News From the Border

Providing the news from a different front but from a war that we must win as well! I recognize the poverty and desperate conditions that many Latinos live in. We, as the USA, have a responsibility to do as much as we can to reach out to aid and assist spiritually with the Gospel and naturally with training, technology and resources. But poverty gives no one the right to break the laws of another sovereign nation.

Sunday, July 02, 2006

Mexican Voters Head to the Polls

Sunday , July 02, 2006

MEXICO CITY — Mexicans decided Sunday whether their country would become the latest Latin American nation to move to the left, voting in a tight presidential race between a shopkeeper's son promising to save the poor and a conservative calling his rival's free-spending populism dangerous.

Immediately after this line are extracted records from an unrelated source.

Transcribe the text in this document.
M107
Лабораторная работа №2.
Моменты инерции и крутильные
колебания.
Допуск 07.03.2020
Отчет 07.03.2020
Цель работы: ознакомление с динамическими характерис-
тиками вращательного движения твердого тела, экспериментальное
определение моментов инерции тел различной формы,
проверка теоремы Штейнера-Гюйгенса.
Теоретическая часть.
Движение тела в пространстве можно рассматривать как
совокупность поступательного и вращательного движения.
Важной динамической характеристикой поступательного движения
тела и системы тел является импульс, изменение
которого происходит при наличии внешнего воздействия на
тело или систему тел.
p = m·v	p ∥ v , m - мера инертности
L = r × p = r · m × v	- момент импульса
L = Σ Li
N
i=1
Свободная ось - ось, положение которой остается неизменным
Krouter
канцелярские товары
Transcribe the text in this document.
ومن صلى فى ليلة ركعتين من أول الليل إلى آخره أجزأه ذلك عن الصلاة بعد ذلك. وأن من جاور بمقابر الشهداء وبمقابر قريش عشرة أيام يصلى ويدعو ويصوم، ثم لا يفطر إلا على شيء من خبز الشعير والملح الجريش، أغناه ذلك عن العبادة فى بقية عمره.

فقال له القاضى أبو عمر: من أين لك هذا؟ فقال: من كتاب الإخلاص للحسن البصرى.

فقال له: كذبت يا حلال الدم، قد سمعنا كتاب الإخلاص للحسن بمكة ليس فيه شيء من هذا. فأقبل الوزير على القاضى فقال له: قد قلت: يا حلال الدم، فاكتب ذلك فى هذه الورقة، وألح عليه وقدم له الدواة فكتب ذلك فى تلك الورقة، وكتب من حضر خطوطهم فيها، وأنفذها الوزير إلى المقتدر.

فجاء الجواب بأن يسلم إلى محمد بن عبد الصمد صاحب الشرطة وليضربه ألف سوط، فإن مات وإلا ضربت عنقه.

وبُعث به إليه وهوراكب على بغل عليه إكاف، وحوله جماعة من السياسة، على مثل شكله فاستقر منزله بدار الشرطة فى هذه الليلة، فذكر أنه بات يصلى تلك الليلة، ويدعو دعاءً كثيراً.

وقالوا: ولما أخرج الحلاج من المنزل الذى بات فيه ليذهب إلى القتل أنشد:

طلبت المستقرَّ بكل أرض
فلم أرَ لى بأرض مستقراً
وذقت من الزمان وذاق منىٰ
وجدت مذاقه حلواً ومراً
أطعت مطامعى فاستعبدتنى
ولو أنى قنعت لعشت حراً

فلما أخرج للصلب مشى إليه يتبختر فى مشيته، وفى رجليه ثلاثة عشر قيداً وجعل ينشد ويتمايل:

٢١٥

The campaign, which exposed Mexico's painful class divisions, was the first since Vicente Fox's stunning victory six years ago ended 71 years of rule by the Institutional Revolutionary Party, or PRI.

Polls predict a close race between conservative Felipe Calderon, 43, of Fox's National Action Party, and leftist Andres Manuel Lopez Obrador, 52, a former Mexico City mayor from the Democratic Revolution Party. The PRI's Roberto Madrazo, 53, was running a distant third, ahead of two minor candidates.

CountryWatch: Mexico

All three candidates promised to strengthen relations with the United States while opposing increased border security measures unpopular in Mexico.

Calderon champions temporary guest work programs and job creation so people will not cross the border. Lopez Obrador, on the other hand, promises to use Mexican consulates to defend immigrants' rights in the United States and wants the U.S. government to contribute to job creation in Mexico.

Officials hoped to announce a new president a few hours after the last poll closed at 9 p.m. EDT, based on a quick count. But they cautioned they would wait if no candidate had a strong enough lead.